In den Augen der Indonesier ist die weitverbreitete Korruption eine der wenigen Hinterlassenschaften der Holländer, welche das Land 350 Jahre kontrollierten und ausbeuteten. Seitdem ist das System der Vetternwirtschaft und Bestechung fast in allen Lebensbereichen zu finden, so dass viele Schmiergeld sogar für ein Merkmal des sozialen Miteinanders halten. Denn als die Niederländische Ostindien-Kompanie Anfang des 17. Jahrhunderts begann Handelsstützpunkte aufzubauen, nutze sie die Machtkämpfe des neulich zerfallenen Majapahit und ab Mitte des 17. Jahrhunderts auch die Macht-und Erbstreitigkeiten des islamischen Mataram, um Handelsrechte zu erhalten und Land gegen Verteidigungsbündnisse zu sichern. Auch ein Günstlingssystem wurde von den Holländern auf Java etabliert, welcher die Kompanie schließlich selbst zum Opfer fiel. Trotz riesiger Gewinne durch Exporte von Gewürzen, Kaffe, Tee, Tabak und Zucker war die VOC Ende des 18. Jahrhunderts bankrott, da zu viele der Entsandten und Mitarbeiter sich an den Gewinnen bedient hatten. Und so vergeht noch heute kein Tag ohne neu enttarnter Korruptionsfälle. Zunehmend, aber dennoch selten kommt es zu einer Strafverfolgung oder Verurteilung, seitdem im Jahr 1999 eine Antikorruptionsbehörde KPK eingeführt wurde (Gamino 2012: 5-6).

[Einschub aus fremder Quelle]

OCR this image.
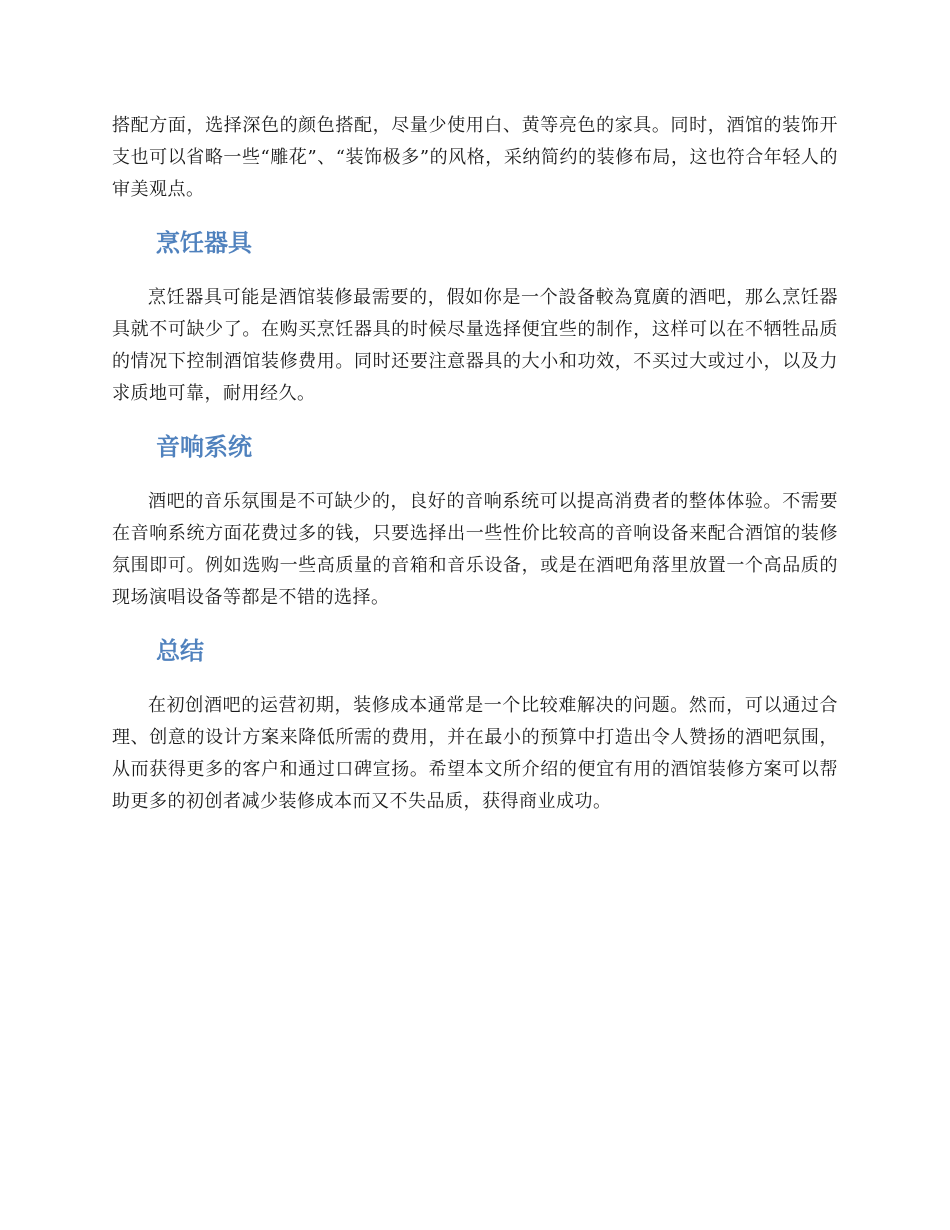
搭配方面，选择深色的颜色搭配，尽量少使用白、黄等亮色的家具。同时，酒馆的装饰开支也可以省略一些“雕花”、“装饰极多”的风格，采纳简约的装修布局，这也符合年轻人的审美观点。

烹饪器具

烹饪器具可能是酒馆装修最需要的，假如你是一个設备較為寬廣的酒吧，那么烹饪器具就不可缺少了。在购买烹饪器具的时候尽量选择便宜些的制作，这样可以在不牺牲品质的情况下控制酒馆装修费用。同时还要注意器具的大小和功效，不买过大或过小，以及力求质地可靠，耐用经久。

音响系统

酒吧的音乐氛围是不可缺少的，良好的音响系统可以提高消费者的整体体验。不需要在音响系统方面花费过多的钱，只要选择出一些性价比较高的音响设备来配合酒馆的装修氛围即可。例如选购一些高质量的音箱和音乐设备，或是在酒吧角落里放置一个高品质的现场演唱设备等都是不错的选择。

总结

在初创酒吧的运营初期，装修成本通常是一个比较难解决的问题。然而，可以通过合理、创意的设计方案来降低所需的费用，并在最小的预算中打造出令人赞扬的酒吧氛围，从而获得更多的客户和通过口碑宣扬。希望本文所介绍的便宜有用的酒馆装修方案可以帮助更多的初创者减少装修成本而又不失品质，获得商业成功。
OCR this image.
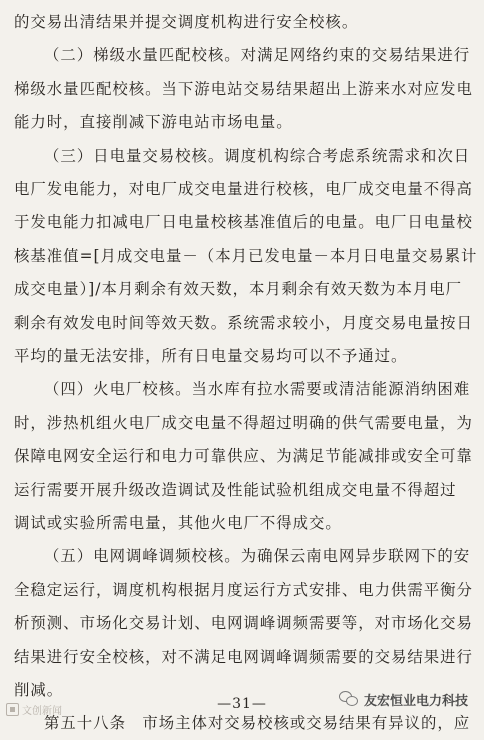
的交易出清结果并提交调度机构进行安全校核。
（二）梯级水量匹配校核。对满足网络约束的交易结果进行
梯级水量匹配校核。当下游电站交易结果超出上游来水对应发电
能力时，直接削减下游电站市场电量。
（三）日电量交易校核。调度机构综合考虑系统需求和次日
电厂发电能力，对电厂成交电量进行校核，电厂成交电量不得高
于发电能力扣减电厂日电量校核基准值后的电量。电厂日电量校
核基准值=[月成交电量－（本月已发电量－本月日电量交易累计
成交电量）]/本月剩余有效天数，本月剩余有效天数为本月电厂
剩余有效发电时间等效天数。系统需求较小，月度交易电量按日
平均的量无法安排，所有日电量交易均可以不予通过。
（四）火电厂校核。当水库有拉水需要或清洁能源消纳困难
时，涉热机组火电厂成交电量不得超过明确的供气需要电量，为
保障电网安全运行和电力可靠供应、为满足节能减排或安全可靠
运行需要开展升级改造调试及性能试验机组成交电量不得超过
调试或实验所需电量，其他火电厂不得成交。
（五）电网调峰调频校核。为确保云南电网异步联网下的安
全稳定运行，调度机构根据月度运行方式安排、电力供需平衡分
析预测、市场化交易计划、电网调峰调频需要等，对市场化交易
结果进行安全校核，对不满足电网调峰调频需要的交易结果进行
削减。
第五十八条　市场主体对交易校核或交易结果有异议的，应
—31—
文创新闻
友宏恒业电力科技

Im Jahr 1812 übernahm dann England die Verwaltung der holländischen Besitzungen. Die Infrastruktur wurde ausgebaut und der noch heute gültige Linksverkehr eingeführt. Nach dem politischen Ende Napoleons wurde Ostindien auf dem Wiener Kongress dem nun „Vereinigten Königreich der Niederlande“ (einschließlich Belgien) zugesprochen. Nach ihrer Rückkehr in die Hauptstadt der Kolonie Batavia (Jakarta), erstreckte sich die Herrschaft der Holländer allmählich weit über das Gebiet des heutigen Indonesiens. Die lokalen Herrscher wurden zu Vasallen, welche einen großen Teil ihres Gewinns abgeben mussten und die einheimische Bevölkerung zog wenig Nutzen aus ihrer harten Arbeit, da sie wiederrum bis zu 40 Prozent der Ernte an ihre Herrscher abliefern musste (Wulffen 2015: 26-27). Die Kontrolle Javas war für die Niederländer zuvor ein Verlustunternehmen gewesen. Mit der Einführung der cultuurstelsel, einem Kultivierungssystem wollte man erreichen, dass die Kolonie endlich den erhofften Gewinn einbrachte. Man zwang javanische Bauern bestimmte Exportpflanzen für den niederländischen Markt anzupflanzen, sodass Holland zu einem der größten Anbieter von Indigo, Zucker und Kaffee aufstieg. Hollands Reichtum, schnelle Entwicklung und Industrialisierung im 19. Jahrhundert basierte größtenteils auf den Agrarprodukten Javas, welches skrupellos ausgebeutet wurde. In den 1860er Jahren gab man das System aufgrund unzähliger Berichte über Skandale und Missstände auf. Sumatra wurde für Plantagenwirtschaft erschlossen, neben Zwangsarbeitern gab es immer mehr Lohnarbeit in Fabriken und auch der private Kapitalismus verbreitete sich im späten 19. Jahrhundert (David 2012: 17).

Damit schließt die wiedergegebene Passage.